AMU Original Public Safety

Get Ready for Severe Summer Weather: Humidity, Heat and Hurricanes

By Dr. Kandis Y. Wyatt, PMP
Faculty Member, Transportation and Logistics

As I was growing up in Chicago, anything above 80 degrees was considered hot. Fast-forward to living over 25 years in southern and coastal states, and my opinion of summer has definitely changed. I tend to spend more time indoors than outdoors to escape the “triple H”: humidity, heat and hurricanes.

Summers are supposed to be fun, relaxing and exciting. However, severe weather can impact outdoor activities. Therefore, it’s wise to be mindful of the weather forecast, keep an eye on the sky and be prepared to take action.

It’s also important to understand the terms that are used by the National Weather Service, the official source of weather information and forecasts for the United States. The most common weather forecasts are Outlooks, Advisories, Watches and Warnings; each has different criteria depending on the type of weather hazard. Becoming familiar with these different forecasts will allow you to make more informed decisions about what to do in certain weather conditions.

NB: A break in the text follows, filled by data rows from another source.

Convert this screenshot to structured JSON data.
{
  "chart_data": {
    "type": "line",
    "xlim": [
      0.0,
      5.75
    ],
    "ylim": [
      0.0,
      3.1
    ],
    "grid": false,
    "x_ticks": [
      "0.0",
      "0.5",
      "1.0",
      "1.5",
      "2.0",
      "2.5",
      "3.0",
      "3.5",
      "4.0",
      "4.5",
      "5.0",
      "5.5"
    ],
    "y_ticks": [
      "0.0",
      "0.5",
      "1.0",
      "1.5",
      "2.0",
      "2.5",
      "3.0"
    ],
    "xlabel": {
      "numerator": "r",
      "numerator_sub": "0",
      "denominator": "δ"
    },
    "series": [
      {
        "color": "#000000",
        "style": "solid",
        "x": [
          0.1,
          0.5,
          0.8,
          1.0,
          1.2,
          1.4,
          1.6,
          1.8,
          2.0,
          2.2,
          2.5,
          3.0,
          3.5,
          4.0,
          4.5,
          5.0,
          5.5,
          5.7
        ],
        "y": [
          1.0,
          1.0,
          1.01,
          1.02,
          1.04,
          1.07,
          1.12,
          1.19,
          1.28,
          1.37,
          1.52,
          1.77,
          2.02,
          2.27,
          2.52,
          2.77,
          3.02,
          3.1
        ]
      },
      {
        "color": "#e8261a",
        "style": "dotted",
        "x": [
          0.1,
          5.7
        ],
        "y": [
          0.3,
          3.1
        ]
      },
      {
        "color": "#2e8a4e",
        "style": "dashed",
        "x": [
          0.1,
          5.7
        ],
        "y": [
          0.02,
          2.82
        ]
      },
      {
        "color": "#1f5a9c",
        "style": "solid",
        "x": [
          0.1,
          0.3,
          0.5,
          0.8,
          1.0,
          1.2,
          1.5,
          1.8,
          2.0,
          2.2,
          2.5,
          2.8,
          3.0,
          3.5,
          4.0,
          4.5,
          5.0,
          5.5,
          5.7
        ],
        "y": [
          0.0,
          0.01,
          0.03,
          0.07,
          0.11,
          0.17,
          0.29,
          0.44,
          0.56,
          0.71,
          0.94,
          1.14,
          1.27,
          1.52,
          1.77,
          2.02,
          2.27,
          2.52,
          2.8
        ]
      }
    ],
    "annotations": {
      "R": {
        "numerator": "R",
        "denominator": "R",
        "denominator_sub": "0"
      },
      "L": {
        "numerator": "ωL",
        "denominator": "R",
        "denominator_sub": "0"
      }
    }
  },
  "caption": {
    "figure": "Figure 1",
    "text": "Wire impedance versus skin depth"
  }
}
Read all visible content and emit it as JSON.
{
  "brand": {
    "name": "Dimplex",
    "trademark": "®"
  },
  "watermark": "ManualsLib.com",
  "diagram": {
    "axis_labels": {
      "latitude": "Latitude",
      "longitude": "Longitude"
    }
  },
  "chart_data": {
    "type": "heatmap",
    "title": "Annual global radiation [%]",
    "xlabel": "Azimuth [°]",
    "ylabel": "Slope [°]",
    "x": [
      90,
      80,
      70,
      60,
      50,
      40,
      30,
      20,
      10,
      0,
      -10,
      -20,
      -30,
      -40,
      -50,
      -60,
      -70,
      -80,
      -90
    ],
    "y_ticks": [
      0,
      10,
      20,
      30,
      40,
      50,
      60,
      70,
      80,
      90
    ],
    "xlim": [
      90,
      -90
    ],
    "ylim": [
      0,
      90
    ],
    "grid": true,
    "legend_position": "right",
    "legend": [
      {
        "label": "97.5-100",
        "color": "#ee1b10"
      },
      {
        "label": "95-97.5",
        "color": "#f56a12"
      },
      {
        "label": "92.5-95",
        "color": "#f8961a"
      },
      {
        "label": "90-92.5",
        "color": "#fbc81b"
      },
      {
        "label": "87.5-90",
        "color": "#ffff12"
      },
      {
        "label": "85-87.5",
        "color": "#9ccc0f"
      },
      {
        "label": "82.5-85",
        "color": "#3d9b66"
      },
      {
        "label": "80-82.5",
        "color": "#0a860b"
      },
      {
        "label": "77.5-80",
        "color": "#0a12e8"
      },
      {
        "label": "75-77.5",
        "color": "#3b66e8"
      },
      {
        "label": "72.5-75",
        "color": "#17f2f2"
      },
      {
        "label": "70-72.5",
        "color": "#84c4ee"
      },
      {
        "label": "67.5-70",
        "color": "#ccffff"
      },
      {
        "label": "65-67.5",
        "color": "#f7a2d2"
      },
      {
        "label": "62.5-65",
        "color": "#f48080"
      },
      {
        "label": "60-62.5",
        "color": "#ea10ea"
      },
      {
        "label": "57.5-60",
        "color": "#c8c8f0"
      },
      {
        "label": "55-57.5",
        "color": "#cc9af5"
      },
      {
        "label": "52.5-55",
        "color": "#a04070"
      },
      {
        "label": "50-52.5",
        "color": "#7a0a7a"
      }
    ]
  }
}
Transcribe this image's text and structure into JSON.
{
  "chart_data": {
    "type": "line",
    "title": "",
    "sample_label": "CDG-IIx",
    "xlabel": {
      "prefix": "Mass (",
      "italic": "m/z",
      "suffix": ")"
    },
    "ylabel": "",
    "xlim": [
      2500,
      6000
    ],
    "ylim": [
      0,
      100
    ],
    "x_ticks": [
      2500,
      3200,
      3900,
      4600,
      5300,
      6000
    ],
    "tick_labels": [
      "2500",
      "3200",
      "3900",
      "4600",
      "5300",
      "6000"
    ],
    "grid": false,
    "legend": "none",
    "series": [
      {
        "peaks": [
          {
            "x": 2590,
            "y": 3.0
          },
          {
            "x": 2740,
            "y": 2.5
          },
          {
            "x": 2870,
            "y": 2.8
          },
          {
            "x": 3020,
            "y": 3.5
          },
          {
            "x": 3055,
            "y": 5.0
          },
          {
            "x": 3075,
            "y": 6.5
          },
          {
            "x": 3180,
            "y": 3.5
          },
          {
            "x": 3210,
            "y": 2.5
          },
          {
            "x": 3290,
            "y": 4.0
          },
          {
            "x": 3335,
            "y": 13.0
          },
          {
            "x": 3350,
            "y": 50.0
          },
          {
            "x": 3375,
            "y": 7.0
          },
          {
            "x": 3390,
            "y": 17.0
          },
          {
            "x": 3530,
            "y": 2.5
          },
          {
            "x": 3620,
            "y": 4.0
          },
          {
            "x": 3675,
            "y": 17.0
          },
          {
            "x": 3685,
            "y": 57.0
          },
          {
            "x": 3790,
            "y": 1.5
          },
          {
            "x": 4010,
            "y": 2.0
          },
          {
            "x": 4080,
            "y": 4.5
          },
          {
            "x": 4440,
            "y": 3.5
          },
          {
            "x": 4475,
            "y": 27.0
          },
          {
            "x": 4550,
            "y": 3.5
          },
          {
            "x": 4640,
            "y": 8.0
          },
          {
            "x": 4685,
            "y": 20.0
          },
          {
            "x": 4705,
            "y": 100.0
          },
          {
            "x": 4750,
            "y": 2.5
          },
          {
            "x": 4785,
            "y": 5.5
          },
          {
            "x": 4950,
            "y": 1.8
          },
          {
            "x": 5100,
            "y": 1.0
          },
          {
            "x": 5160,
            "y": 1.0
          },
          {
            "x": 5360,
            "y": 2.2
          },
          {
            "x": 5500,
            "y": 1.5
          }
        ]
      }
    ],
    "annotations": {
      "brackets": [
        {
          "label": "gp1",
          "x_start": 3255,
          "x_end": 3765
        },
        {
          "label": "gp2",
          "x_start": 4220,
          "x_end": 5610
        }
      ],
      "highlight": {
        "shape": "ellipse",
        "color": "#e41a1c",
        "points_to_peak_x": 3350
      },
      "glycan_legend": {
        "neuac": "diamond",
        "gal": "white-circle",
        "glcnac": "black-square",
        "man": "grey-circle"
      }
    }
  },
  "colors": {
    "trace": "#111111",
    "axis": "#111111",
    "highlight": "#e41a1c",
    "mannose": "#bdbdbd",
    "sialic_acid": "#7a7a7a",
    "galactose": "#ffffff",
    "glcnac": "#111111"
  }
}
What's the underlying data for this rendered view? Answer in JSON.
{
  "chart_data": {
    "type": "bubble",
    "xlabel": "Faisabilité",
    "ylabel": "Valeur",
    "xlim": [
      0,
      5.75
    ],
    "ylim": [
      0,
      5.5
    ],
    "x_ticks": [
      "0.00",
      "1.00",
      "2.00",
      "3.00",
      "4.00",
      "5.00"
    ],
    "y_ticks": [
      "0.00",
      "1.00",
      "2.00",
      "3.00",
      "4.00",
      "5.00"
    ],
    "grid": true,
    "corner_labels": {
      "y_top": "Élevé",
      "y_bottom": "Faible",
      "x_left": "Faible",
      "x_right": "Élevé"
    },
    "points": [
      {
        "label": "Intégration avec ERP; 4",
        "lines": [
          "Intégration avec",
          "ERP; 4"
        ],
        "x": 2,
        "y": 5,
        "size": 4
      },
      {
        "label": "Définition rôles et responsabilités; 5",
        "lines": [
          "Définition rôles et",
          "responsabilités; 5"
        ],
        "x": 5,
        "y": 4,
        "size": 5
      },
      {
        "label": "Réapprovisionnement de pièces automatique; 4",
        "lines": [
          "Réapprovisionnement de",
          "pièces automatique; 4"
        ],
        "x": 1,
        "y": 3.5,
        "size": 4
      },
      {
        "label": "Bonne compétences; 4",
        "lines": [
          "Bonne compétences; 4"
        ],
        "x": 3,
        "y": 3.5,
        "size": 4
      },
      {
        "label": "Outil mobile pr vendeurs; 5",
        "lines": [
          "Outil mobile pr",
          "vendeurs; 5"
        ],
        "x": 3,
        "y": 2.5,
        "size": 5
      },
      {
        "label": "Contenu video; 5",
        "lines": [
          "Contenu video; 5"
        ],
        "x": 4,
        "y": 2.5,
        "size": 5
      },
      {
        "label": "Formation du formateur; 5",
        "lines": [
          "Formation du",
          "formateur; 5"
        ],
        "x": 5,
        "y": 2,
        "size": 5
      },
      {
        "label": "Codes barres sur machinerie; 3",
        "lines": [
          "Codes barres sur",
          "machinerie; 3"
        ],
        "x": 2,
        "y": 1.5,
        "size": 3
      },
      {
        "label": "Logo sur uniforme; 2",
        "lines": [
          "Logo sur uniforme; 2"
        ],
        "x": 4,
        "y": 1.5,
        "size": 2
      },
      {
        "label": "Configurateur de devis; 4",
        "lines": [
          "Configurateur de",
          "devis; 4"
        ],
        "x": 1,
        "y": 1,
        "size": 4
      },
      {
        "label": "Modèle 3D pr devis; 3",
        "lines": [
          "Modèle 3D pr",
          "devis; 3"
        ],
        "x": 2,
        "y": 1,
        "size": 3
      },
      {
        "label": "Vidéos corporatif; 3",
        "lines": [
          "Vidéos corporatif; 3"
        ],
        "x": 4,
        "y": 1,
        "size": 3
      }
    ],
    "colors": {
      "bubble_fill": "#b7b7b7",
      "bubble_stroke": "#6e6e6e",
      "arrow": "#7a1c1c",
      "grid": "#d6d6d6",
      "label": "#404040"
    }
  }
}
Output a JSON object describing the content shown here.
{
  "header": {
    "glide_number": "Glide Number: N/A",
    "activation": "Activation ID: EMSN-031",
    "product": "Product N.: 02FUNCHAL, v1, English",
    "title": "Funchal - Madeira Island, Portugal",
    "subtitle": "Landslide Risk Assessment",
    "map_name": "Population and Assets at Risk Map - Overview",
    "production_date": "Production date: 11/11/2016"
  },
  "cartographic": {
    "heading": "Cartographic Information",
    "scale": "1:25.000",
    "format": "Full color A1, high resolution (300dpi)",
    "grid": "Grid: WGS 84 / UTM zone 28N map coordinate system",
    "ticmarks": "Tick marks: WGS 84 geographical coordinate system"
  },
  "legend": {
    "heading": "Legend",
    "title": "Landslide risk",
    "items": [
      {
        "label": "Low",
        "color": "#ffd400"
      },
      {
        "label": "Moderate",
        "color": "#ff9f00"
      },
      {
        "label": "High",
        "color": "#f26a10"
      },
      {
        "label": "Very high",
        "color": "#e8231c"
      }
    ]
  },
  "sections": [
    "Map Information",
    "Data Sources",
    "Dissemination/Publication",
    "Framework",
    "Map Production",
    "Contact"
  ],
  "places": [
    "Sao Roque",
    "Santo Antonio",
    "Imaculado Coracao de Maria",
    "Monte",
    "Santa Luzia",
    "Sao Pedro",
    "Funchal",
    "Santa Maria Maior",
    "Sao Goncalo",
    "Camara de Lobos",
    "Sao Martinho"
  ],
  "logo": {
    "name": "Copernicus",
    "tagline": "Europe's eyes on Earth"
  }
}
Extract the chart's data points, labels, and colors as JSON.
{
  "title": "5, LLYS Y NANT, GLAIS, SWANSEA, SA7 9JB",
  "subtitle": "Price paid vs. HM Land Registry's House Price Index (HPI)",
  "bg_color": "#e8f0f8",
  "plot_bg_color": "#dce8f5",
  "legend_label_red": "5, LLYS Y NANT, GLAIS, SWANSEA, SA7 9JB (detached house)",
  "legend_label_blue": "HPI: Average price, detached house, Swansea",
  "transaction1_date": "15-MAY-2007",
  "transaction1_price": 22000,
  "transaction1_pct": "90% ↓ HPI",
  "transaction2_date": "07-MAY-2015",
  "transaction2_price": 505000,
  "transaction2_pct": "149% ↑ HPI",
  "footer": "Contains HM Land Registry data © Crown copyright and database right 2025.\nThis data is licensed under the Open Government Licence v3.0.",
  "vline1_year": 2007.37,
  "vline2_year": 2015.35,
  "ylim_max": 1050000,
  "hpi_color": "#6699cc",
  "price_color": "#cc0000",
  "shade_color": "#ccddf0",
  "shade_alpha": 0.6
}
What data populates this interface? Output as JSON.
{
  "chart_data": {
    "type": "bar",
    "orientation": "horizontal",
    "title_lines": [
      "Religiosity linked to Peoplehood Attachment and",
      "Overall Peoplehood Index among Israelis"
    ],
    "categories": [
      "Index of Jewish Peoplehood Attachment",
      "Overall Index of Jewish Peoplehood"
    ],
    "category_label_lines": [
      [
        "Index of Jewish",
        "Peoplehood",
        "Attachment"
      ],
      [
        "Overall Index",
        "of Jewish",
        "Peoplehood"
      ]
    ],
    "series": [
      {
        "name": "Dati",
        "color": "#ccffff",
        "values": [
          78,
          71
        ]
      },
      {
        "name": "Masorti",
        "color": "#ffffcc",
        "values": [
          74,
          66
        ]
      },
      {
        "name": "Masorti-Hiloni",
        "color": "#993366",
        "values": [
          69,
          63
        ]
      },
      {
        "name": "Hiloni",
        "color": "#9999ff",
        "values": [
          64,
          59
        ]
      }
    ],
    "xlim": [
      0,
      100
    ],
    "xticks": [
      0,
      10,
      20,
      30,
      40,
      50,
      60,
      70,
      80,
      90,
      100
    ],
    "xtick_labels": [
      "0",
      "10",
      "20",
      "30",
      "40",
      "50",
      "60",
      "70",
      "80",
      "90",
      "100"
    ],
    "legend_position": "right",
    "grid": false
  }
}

In the summer, there can be a variety of weather hazards that range from tropical storms, floods, fog and high winds. However, the most common summer hazards during the summer are related to humidity, high heat and hurricanes.

Related link: Who Determines the Weather Forecast: Man or Machine?


If you plan to travel over the summer months, understanding the humidity level in that area as well as your hometown is important. Excessive humidity can lead to health challenges.

According to Dr. Samuel Sarmiento of NBC News, “High humidity can have a number of adverse effects on the human body. It can contribute to feelings of low energy and lethargy. In addition, high humidity can cause hyperthermia — overheating as a result of your body’s inability to effectively let out heat.” Humidity can also affect your brain.


Heat is the leading cause of weather-related deaths, so it’s useful to take precautions when the weather in your area is very hot. Pay attention to the heat index, which measures how you will feel in a hot and humid environment. The National Oceanic and Atmospheric Administration (NOAA) has a useful heat index chart.

Image courtesy of the National Oceanic and Atmospheric Administration.

For example, if your thermometer reads 96°F and the relative humidity is 65%, the heat index is a dangerous 121°F. To avoid heat-related illnesses, you would need to take precautions, such as staying indoors, drinking cool liquids, wearing loose clothing and using sunscreen.


Ironically, heat and humidity are often precursors for hurricanes. Hurricanes gain their strength over the ocean, and warmer ocean temperatures help to drive air circulation.

The National Hurricane Center (NHC) will issue its hurricane outlook on May 24. However, if the NHC’s outlook is anything like past years, major tropical disturbances, severe weather such as storms and hurricanes will be prevalent from June through November.

As a result, there will be a variety of weather hazards, including strong winds, rip currents, landslides and floods. Hurricanes and tornadoes are particularly devastating because they often create simultaneous weather hazards (such as floods and high winds), which lead to weather-related destruction and deaths.

Related link: Maintaining Water Standards Despite Climate Changes

Staying Prepared for Summer’s Hazards

Overall, the question is not whether a severe weather event will hit your area, but WHEN it will hit your area. While forecasts are improving every year, it’s important to remain prepared for any kind of severe weather.

The Department of Homeland Security developed to help people understand and respond to different weather hazards. Extreme weather awareness needs to be a staple of every education system, ranging from elementary to post-secondary, so that both children and adults can react properly to extreme weather.

Regardless of where you live in the United States, become familiar with annual severe weather hazards so that you can react swiftly to wildfires, hurricanes, blizzards, heat waves, floods, drought and tornadoes. If you are in the path of any extreme summer weather, be sure to listen to officials if you need to evacuate and take precautions to protect your home and family.

Dr. Kandis Y. Wyatt, PMP, is an award-winning author, presenter, and professor with nearly 30 years of experience in science, technology, engineering, arts, and math (STEAM). She is the creator of the Professor S.T.E.A.M. Children’s Book Series, which brings tomorrow’s concepts to future leaders today. A global speaker, STE(A)M advocate, and STE(A)M communicator, she holds a B.S. in Meteorology and an M.S. in Meteorology and Water Resources from Iowa State University, as well as a D.P.A. in Public Administration from Nova Southeastern University. She is a faculty member in Transportation and Logistics for the Wallace E. Boston School of Business and specializes in Artificial Intelligence (AI) in transportation, education, and technology.